Hardware and software developed fairly much from scratch, not using ROS (for not entirely crazy reasons...); everything written in Rust which I find well suited to this application area.
The robot is built using off-the-shelf components and 3d-printed custom parts, so build cost is surprisingly low, and iterations are fast (well, for hardware dev).
On robot compute is a couple of Raspberry Pi 5s.
Currently using the RPi AI Kit for image recognition, ie Hailo 8[L] accelerators.
Not currently using any advanced robotics VLA-type AI models, but soon looking to experiment with some of it, initially in simulation.

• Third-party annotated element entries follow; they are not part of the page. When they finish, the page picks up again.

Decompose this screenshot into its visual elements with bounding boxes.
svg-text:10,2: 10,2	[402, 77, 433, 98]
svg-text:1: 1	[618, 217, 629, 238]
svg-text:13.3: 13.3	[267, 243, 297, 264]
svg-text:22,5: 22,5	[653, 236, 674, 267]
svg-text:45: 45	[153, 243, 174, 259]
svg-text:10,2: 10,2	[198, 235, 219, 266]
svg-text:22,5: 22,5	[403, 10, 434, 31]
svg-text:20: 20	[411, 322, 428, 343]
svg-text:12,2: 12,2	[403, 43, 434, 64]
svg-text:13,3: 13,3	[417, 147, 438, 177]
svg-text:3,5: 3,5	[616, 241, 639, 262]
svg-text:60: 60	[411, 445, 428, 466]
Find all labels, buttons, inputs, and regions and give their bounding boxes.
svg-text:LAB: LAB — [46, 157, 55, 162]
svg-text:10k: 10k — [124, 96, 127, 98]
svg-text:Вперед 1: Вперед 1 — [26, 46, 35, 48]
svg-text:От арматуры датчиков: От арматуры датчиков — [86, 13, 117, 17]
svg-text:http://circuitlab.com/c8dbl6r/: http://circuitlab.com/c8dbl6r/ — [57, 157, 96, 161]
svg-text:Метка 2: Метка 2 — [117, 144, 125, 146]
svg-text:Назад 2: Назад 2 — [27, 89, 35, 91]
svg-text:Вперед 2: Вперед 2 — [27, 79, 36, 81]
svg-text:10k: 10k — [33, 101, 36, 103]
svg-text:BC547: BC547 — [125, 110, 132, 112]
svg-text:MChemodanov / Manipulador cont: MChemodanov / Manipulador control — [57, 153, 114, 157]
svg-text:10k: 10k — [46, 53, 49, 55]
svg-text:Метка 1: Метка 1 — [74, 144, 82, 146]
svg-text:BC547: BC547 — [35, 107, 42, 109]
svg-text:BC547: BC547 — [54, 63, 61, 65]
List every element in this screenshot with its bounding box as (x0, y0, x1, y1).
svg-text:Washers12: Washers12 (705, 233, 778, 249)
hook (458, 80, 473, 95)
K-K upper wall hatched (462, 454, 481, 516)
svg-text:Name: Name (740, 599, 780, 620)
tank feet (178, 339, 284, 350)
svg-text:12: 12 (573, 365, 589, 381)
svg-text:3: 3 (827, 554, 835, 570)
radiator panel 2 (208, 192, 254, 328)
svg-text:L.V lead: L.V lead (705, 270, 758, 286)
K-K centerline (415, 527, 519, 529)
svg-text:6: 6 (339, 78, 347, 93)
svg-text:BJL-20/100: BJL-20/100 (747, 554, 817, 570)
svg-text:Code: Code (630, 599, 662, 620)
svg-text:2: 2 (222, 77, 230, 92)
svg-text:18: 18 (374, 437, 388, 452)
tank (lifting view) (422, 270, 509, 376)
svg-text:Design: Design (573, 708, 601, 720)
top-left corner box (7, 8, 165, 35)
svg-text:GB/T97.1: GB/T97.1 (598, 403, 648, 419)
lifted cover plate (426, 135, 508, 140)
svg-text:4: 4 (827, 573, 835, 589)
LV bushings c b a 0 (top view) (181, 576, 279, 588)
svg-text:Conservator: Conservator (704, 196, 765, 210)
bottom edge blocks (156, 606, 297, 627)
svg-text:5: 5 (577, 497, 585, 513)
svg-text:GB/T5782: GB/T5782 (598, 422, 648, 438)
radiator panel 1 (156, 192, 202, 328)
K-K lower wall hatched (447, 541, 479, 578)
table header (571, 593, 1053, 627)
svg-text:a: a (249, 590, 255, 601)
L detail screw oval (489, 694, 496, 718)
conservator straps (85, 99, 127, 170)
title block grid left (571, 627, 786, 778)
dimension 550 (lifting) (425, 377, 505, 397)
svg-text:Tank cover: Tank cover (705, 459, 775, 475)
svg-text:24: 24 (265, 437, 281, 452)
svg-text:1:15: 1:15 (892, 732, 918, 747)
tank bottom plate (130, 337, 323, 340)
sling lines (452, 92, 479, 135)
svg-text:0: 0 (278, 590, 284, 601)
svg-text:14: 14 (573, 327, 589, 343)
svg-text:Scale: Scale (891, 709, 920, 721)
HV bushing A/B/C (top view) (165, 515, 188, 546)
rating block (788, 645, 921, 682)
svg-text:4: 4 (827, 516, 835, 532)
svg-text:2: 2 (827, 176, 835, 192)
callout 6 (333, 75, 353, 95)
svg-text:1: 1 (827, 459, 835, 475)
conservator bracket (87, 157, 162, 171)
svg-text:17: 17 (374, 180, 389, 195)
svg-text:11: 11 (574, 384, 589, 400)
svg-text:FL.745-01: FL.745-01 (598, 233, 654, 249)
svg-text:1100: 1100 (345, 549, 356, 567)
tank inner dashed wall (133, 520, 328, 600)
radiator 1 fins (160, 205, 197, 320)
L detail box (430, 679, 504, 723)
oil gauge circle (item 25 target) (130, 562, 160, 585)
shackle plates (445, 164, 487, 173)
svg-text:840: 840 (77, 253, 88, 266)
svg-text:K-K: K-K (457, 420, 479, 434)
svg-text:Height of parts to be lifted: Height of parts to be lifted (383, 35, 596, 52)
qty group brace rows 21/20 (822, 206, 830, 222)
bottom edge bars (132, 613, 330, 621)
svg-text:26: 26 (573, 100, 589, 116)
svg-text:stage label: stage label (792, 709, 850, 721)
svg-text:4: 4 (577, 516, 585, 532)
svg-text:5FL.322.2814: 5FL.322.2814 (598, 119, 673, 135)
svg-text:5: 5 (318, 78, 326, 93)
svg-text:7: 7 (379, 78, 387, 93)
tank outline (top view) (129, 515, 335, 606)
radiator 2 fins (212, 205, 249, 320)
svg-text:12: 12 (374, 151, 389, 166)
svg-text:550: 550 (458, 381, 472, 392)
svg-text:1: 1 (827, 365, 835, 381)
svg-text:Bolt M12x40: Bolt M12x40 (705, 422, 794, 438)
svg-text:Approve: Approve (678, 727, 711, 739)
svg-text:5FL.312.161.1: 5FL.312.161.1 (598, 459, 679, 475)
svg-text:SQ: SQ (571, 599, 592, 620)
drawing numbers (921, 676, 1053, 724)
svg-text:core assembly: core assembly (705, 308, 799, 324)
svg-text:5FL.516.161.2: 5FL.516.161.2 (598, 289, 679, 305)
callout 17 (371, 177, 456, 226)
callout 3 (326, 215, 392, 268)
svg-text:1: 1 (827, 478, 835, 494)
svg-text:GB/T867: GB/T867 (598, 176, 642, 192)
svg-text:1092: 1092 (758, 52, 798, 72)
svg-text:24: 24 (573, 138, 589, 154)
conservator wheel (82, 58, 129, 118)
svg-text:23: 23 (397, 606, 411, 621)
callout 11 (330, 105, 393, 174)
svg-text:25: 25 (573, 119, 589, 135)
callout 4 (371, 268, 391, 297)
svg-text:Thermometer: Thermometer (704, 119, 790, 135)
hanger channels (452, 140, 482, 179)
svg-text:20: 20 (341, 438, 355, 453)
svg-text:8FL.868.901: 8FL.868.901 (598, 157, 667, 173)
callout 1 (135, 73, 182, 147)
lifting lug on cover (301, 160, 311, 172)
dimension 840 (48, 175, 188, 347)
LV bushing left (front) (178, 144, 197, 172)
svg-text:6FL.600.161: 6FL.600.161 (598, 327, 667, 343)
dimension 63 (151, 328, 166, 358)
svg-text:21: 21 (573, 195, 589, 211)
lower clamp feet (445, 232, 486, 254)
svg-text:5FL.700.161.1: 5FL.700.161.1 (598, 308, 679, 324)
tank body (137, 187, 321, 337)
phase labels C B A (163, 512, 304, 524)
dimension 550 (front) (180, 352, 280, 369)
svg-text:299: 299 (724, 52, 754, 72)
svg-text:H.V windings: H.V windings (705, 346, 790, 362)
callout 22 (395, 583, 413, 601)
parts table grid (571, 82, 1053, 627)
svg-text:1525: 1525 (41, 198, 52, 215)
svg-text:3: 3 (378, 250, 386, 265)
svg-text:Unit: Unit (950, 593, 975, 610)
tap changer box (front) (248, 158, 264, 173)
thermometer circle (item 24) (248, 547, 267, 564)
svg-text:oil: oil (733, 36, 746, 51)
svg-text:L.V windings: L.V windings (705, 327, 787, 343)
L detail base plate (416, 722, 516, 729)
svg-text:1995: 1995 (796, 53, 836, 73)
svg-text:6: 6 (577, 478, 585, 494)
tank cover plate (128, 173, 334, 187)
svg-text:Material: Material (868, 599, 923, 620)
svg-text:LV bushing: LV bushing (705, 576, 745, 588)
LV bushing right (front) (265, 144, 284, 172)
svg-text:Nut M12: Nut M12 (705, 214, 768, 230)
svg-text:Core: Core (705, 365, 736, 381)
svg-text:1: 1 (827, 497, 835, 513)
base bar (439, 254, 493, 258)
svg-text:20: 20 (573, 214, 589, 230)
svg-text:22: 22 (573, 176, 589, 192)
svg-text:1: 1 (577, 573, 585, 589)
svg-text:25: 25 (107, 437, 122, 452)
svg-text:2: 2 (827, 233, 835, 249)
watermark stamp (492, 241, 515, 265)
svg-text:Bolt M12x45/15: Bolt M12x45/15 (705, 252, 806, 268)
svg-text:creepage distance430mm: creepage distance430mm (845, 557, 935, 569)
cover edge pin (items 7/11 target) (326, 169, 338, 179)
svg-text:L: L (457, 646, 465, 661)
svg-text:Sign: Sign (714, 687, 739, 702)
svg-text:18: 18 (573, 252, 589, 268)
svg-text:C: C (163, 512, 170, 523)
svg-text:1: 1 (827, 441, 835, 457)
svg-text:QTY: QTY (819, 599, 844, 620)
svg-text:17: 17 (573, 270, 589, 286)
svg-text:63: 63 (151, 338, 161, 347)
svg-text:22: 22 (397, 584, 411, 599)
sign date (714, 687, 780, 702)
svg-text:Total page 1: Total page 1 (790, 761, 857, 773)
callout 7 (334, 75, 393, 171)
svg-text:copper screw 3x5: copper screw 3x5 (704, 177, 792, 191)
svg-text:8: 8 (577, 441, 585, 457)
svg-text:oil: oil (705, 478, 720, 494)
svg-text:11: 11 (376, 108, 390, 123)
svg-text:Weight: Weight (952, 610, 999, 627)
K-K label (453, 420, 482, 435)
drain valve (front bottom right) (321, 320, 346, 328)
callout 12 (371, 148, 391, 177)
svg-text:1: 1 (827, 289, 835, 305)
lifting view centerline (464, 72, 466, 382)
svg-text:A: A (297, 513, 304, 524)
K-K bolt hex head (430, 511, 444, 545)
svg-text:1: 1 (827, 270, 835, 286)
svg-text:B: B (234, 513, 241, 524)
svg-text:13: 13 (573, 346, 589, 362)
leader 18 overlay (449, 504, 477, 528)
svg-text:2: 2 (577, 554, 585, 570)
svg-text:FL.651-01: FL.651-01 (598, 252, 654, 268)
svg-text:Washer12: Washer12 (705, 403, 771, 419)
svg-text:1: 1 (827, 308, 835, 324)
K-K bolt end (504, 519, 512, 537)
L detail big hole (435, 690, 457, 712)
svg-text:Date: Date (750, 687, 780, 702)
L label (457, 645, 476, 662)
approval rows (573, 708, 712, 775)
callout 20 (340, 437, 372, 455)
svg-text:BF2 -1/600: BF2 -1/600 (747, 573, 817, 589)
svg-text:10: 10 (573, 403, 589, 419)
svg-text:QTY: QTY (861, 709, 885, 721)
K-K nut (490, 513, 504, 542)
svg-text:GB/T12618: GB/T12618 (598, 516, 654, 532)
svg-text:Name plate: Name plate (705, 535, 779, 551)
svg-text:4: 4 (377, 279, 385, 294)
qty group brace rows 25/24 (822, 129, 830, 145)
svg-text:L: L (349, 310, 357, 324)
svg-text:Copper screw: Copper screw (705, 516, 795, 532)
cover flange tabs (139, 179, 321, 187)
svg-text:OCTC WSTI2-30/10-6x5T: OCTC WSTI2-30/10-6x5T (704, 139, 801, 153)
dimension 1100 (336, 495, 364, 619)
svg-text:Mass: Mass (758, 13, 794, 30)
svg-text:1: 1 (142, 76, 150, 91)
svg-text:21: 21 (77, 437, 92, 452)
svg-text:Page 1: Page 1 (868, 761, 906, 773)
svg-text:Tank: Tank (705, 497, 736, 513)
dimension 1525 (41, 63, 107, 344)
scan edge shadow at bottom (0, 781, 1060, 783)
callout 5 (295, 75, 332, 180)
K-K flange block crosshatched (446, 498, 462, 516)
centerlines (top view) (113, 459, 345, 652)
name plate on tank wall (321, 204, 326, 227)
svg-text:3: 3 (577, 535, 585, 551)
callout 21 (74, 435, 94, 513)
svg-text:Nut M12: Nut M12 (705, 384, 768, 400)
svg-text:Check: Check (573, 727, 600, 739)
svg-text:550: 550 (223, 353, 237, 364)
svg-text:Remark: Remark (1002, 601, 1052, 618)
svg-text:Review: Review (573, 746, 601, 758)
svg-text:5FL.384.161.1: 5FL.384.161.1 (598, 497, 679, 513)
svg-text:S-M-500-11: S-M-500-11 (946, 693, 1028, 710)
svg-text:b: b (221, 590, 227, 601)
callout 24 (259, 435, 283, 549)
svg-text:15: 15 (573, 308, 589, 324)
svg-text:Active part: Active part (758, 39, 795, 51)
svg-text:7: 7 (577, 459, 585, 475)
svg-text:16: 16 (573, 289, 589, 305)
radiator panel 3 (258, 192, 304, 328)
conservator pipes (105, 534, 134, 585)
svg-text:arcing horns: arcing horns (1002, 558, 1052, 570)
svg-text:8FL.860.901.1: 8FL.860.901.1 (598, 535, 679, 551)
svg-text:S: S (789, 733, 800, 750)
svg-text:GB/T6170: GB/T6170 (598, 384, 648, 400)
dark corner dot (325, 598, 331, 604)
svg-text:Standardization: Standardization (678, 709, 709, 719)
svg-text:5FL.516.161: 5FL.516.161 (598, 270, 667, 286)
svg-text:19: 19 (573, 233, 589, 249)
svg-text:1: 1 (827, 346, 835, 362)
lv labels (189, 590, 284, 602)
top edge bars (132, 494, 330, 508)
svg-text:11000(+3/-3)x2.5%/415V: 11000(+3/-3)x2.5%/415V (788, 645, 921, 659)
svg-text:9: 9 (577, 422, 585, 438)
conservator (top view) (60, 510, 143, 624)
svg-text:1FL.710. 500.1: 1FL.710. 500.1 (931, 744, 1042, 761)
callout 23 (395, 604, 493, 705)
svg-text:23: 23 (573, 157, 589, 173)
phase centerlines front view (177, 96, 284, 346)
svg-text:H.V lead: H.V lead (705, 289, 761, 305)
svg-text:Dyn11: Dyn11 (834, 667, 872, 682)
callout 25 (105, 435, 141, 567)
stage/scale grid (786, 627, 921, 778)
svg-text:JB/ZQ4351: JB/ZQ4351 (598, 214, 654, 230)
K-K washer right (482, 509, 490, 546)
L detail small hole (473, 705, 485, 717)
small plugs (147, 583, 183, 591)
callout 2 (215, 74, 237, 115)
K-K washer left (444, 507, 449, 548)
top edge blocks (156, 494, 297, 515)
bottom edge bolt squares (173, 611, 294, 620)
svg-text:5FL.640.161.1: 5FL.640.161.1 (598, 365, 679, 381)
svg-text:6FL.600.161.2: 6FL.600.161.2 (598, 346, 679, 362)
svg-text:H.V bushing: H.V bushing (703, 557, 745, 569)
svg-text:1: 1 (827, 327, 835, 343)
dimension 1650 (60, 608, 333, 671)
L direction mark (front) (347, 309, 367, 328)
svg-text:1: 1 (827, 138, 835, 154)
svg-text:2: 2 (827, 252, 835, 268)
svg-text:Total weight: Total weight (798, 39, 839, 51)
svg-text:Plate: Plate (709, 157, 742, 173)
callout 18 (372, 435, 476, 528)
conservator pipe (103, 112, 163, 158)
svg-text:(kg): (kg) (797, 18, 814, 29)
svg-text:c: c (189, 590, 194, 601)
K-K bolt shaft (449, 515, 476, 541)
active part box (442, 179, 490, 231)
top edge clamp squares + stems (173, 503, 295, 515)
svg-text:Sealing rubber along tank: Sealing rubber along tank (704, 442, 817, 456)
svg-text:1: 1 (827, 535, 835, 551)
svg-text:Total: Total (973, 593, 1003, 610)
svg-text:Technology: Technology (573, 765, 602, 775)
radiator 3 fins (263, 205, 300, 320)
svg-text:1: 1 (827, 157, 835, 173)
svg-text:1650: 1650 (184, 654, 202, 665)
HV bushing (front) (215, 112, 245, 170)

Feel free to get in touch if you'd like to talk :) Contact details in my HN profile, and on our website.
AussieCoder|8 months ago
It's a tough space - convincing farmers to give it a go and running trials takes time and the UK isn't a very startup-friendly environment - investors are too often looking for a quick return.
This is such an important area - it's only going to become more critical to be able to grow more food whilst using less fertiliser and weed killer - so I wish you the very best of luck!
chrisb|8 months ago
Yes, it was all very sad the way SRC ended.
Coincidentally, we're based fairly close to where they operated. We are in touch with some of the people that used to be involved with SRC, and have been able to learn from some of their experiences. There is agreement that the UK can be difficult for this kind of startup, but also about the importance of the product area.
worik|8 months ago
I have seen a few of these, but only one (about a decade ago) that used legs not wheels
Wouldn't it be better if the robot walked rather than rolled?
You may be able to illuminate this for me...
chrisb|8 months ago
So we decided to stick with wheels, at least for this product iteration!
pistachiosPower|8 months ago
chrisb|8 months ago
I also felt the ROS build system more convoluted than necessary; and seemed rather brittle - it was too easy to break it with OS or other updates.
We found that many off-the-shelf ROS nodes didn't do quite what we wanted, and ended up spending much more time than expected rewriting code that we expected we wouldn't need to. It is quicker, and we end up with less & more maintainable code, by writing it ourselves.
I expect this could have been resolved, but when testing ROS we also ended up using more compute resources on-robot than we expected.
Using our own system allows us to build exactly what we require, which has become more important as our system gets larger and more complex; and means integrations into other systems (including testing) are easier.